“This Is Why Your Tumblr’s Down” — because, if I read the piece rightly, David Karp doesn’t want to spend the money to hire more engineers to keep the backend functioning smoothly.
Well, whatever. I started my tumblelog more than four years ago, and for a long time it was a great place for me to store and present quotations and images that caught my attention. At one point I decided to shut it down, but only because I was trying to simplify my online life; I missed posting things to it, and a number of people said they missed my posts, so I resumed.
But then last year the site started to go down more and more frequently. Days would go by without my being able to get to it. In frustration I moved everything over to Posterous, but that required me to spend too much time fiddling with formatting, and the site, while always up, was really slow. Back to Tumblr.
Which meant, back to not knowing whether the site would be up at any given time. Eventually I got tired of the uncertainty and just stopped trying to post to the site.
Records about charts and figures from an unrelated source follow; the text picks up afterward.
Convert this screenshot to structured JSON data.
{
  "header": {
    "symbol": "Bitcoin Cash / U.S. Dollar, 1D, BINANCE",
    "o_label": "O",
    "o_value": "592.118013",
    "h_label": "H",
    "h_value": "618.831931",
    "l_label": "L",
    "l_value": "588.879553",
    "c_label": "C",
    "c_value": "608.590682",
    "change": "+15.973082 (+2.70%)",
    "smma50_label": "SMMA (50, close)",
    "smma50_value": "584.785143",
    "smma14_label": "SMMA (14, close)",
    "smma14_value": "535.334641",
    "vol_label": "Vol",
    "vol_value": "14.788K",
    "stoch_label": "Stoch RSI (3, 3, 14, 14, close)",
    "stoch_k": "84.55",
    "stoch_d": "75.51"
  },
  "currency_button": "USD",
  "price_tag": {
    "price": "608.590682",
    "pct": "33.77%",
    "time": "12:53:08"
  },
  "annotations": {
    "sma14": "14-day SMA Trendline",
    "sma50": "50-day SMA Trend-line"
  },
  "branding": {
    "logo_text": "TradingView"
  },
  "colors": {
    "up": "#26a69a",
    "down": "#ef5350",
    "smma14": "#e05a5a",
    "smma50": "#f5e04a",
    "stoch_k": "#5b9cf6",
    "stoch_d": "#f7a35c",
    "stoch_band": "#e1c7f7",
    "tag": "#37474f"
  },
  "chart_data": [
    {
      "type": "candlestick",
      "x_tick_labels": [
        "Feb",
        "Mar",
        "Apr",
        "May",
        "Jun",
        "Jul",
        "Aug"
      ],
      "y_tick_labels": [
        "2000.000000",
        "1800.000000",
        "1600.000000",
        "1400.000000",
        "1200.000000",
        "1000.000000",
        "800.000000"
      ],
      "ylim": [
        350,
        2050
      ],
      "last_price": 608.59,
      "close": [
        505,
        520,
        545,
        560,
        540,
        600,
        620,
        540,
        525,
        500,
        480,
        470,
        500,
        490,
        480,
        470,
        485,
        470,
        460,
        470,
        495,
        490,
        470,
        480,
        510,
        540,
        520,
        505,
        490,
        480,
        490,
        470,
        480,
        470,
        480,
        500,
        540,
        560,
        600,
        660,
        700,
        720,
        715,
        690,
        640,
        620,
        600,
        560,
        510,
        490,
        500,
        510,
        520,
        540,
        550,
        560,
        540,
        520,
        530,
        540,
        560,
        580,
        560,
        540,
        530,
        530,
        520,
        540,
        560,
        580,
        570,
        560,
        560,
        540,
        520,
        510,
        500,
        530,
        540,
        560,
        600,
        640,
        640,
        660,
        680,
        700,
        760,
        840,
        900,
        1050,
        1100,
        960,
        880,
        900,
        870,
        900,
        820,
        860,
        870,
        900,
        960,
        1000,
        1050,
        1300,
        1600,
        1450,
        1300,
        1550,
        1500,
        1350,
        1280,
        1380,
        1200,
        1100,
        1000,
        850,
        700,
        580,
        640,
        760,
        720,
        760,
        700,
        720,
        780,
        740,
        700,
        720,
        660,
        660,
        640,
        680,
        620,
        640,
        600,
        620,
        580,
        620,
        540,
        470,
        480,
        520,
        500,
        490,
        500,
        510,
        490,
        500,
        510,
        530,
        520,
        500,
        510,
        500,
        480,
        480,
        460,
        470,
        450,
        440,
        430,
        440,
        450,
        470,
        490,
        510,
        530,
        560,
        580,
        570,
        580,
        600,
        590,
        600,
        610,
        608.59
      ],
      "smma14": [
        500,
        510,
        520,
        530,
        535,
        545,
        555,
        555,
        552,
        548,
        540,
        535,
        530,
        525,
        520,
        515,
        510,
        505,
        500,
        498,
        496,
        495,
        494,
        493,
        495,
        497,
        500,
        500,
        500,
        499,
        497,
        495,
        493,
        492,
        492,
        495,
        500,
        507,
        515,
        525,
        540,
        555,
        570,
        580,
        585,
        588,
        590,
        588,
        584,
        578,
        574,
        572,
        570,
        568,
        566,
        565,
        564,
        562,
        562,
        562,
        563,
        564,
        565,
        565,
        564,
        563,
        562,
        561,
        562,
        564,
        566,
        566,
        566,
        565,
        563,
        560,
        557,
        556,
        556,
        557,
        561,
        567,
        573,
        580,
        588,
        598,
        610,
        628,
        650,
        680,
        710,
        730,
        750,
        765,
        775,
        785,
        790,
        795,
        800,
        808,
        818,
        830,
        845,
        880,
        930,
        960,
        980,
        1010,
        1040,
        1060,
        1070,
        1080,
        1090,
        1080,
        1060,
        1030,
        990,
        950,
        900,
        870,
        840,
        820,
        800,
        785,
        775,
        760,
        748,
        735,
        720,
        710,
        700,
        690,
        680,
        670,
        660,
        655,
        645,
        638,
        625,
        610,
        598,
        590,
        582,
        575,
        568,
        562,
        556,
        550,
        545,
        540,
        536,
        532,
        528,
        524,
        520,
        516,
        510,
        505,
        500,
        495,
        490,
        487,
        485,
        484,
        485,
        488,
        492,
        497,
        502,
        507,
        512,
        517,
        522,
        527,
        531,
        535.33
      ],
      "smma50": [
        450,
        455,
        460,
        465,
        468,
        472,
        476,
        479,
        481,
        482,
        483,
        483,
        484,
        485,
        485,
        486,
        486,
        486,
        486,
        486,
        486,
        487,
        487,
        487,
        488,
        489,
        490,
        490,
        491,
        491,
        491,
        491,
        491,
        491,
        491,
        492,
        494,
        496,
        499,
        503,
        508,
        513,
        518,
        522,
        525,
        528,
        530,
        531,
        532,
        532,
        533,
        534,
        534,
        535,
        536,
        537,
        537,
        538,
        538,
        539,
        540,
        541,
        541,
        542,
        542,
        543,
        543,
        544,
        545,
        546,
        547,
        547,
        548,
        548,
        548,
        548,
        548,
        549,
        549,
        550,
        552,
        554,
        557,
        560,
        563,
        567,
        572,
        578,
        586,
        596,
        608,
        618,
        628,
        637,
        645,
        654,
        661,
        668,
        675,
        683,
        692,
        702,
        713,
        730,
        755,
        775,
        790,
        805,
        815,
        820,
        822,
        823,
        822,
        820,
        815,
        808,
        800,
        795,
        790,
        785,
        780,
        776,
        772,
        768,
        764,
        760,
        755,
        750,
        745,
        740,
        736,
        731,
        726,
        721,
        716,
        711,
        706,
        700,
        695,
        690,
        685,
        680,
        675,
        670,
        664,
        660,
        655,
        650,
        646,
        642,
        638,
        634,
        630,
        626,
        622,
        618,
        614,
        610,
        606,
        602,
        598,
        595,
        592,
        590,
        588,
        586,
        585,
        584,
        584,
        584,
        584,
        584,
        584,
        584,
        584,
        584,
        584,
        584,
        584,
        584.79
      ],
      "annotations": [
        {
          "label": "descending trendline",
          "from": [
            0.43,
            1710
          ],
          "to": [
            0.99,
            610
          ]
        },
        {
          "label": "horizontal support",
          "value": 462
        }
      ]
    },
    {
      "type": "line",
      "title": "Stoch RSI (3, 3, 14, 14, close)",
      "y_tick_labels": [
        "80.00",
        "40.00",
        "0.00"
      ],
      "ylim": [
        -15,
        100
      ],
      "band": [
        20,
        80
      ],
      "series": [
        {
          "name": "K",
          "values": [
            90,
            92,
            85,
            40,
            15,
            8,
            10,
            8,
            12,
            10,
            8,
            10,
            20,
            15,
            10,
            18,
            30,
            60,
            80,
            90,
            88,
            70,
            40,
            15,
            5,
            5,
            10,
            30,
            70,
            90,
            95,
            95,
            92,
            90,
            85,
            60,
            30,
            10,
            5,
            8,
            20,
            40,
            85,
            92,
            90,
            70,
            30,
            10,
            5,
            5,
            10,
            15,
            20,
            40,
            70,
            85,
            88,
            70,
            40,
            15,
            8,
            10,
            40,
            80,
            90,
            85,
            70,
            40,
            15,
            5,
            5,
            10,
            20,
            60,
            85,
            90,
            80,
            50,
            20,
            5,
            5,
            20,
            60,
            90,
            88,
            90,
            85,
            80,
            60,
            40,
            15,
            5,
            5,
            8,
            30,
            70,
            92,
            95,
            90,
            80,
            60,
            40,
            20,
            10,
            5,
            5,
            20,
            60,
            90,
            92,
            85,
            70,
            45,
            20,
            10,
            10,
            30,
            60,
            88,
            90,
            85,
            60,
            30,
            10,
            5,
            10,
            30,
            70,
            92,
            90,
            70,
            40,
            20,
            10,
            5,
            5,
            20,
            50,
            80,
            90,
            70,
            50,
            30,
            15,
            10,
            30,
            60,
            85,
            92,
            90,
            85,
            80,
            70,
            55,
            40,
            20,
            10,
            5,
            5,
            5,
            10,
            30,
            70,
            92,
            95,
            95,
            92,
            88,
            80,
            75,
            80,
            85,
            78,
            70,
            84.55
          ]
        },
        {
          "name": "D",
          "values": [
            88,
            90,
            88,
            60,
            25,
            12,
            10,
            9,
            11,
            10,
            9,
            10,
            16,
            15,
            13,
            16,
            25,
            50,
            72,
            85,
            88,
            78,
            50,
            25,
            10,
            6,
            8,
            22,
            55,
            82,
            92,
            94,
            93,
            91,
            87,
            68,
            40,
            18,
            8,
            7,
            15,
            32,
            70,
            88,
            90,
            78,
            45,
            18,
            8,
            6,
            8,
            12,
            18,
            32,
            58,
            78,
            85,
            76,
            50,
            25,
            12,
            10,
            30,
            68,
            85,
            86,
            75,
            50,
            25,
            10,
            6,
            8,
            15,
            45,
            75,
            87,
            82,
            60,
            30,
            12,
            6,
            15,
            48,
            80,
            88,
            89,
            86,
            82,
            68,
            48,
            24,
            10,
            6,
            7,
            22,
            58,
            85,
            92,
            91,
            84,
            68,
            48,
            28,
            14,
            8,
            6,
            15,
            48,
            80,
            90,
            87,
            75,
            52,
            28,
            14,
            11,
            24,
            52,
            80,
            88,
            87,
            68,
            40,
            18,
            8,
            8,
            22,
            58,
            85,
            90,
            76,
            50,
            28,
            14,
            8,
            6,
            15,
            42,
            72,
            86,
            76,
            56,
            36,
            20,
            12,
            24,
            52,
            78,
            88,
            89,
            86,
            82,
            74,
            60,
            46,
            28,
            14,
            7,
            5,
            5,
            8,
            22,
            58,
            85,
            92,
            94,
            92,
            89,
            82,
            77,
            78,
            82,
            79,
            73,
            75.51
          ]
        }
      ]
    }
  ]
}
I stopped trying to visit the Dashboard to see what others were posting. I didn’t make a conscious decision to do this; I just stopped bothering. For nearly four years I posted stuff to my tumblelog because I didn’t doubt what would happen if I did so; but when I went through an extended period when I couldn’t guess whether the site would be up or not, it just got to be too much trouble. Instead of posting things to Tumblr or Posterous for everyone to see, I just posted things to Pinboard for me to see. I am reading as much as ever and recording my reading, but I’ve just drifted out of the habit of using Tumblr.
This is what unreliability does: it changes your habits, even if you don’t make a conscious decision to abandon a service.
A small FYI: the folks at Posterous recently added significant server supply and now sites run MUCH MUCH faster.